# What does a negative energy eigenvalue mean?

If I have a Hamiltonian $$H$$ that only has kinetic energy and no potential energy, do the energy eigenvalues have to be non-negative? Could the ground state of Hamiltonian have negative eigenenergy? If so, is the negative value results from potential? What's the physical meaning of negative eigen-energy?

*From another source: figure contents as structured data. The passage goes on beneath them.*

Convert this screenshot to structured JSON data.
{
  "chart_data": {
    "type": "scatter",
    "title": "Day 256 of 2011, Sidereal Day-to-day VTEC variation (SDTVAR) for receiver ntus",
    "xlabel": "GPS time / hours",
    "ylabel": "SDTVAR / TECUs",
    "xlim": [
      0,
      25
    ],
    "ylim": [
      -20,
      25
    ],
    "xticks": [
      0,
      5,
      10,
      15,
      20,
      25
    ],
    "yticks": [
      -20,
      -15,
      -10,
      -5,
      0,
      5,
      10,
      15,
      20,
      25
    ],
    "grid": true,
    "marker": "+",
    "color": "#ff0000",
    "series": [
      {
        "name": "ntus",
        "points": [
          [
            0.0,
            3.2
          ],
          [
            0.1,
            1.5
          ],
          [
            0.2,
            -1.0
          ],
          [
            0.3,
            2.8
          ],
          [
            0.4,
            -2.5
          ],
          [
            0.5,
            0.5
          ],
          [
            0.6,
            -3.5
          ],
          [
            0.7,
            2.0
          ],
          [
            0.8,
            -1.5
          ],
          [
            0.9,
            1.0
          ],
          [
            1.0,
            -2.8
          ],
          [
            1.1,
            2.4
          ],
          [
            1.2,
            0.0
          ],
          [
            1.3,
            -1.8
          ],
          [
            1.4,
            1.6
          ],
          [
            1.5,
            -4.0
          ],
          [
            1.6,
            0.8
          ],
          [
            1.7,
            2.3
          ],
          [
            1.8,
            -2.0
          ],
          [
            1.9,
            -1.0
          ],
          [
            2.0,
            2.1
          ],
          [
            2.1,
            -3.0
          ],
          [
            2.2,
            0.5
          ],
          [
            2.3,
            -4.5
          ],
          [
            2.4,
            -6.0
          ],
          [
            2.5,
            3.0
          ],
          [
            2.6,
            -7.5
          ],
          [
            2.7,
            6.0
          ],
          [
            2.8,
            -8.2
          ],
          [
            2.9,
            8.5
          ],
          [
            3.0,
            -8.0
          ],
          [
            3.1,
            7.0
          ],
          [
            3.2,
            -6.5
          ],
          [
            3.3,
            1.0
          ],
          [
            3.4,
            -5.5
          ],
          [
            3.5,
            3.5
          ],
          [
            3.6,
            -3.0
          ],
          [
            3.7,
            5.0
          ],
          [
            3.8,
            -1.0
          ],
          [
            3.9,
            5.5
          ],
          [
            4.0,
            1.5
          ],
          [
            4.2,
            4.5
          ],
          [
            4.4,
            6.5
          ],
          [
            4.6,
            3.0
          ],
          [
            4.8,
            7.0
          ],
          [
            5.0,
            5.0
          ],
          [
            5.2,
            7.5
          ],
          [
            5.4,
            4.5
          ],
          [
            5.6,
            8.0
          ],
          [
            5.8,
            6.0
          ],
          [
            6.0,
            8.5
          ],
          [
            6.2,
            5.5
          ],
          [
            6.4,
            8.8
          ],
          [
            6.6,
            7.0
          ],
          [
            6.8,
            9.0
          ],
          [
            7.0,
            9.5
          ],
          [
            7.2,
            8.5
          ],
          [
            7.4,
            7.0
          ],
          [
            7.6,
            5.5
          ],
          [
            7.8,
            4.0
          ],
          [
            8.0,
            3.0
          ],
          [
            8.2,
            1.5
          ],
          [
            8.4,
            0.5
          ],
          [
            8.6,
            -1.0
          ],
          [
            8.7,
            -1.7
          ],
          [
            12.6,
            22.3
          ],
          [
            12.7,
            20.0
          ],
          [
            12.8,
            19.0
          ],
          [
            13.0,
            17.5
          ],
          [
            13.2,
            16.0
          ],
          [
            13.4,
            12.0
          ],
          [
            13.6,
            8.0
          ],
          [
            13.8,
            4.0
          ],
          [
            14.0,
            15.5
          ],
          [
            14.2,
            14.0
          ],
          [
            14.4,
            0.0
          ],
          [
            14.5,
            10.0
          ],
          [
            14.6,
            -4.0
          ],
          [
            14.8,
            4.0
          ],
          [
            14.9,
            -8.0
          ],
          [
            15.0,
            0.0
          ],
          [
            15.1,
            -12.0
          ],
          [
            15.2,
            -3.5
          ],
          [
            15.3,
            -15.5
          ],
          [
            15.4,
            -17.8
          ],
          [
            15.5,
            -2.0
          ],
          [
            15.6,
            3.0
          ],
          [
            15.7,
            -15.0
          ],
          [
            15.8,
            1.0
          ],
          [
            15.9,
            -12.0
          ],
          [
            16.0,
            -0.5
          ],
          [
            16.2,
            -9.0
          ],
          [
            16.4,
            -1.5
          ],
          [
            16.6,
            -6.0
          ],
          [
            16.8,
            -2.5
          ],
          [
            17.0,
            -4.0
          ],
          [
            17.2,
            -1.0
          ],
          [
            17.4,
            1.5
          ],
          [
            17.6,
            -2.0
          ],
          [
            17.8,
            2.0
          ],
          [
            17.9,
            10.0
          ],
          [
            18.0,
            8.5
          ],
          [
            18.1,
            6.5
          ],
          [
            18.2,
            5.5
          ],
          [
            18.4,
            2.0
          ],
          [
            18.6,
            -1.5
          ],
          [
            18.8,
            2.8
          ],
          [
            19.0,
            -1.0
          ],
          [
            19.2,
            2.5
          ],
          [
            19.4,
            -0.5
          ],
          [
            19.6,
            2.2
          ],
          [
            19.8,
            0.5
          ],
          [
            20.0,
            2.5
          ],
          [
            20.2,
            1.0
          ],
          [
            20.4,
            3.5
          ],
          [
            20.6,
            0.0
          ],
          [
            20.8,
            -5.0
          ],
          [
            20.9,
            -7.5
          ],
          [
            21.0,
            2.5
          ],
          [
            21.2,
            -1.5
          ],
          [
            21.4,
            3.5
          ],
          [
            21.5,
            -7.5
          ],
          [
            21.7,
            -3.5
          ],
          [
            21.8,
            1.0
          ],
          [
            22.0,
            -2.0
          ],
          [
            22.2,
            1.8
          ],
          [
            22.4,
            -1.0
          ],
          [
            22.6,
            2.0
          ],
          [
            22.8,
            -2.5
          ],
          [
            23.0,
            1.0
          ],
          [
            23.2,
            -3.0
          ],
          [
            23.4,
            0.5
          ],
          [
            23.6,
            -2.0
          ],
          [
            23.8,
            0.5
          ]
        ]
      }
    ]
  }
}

• What do you think negative energy means in classical physics, and why do you think quantum physics would be any different? Sep 24, 2020 at 15:55
• Which Hamiltonian are you considering? If it's a relativistic Hamiltonian, then negative energy states are an important issue. Sep 24, 2020 at 18:08
• @JoshuaTS I'm considering the Hamiltonian in some scenarios like quantum oscillator. Why are the negative energy states important in relativistic Hamiltonian? Thanks!
– ZR-
Sep 24, 2020 at 18:32

For example in classical physics when talking about gravitational potential energy, one usually defines $$E=0$$ to be at the ground, and then when I rise up a height, $$h$$, my energy becomes $$E=mgh$$. If I wanted to then convert this energy to kinetic energy (for example by letting myself fall) the resultant kinetic energy when I reach the ground would be the (positive) difference between these two energies, and then $$\frac{1}{2}mv^2=mgh\;\Rightarrow\;v=\sqrt{2gh}$$ etc.
But there is no reason we have to set $$E=0$$ at the ground. I can define the zero of energy to be at height $$h$$, and then my potential energy when I'm on the ground would be $$-mgh$$. Still, if I wanted to work out what my kinetic energy would be when falling from $$h$$ to the ground, I would still get $$mgh$$, which is the difference between these energies. In this way, energy differences are more important than absolute energies.
Moving to quantum mechanics, exactly the same arguments apply. I can define my "zero of energy" to be whatever I like, often something that is convenient to me. For example if we were just considering a particle moving with no potential, I would define my $$E=0$$ to be when its kinetic energy is 0, for convenience.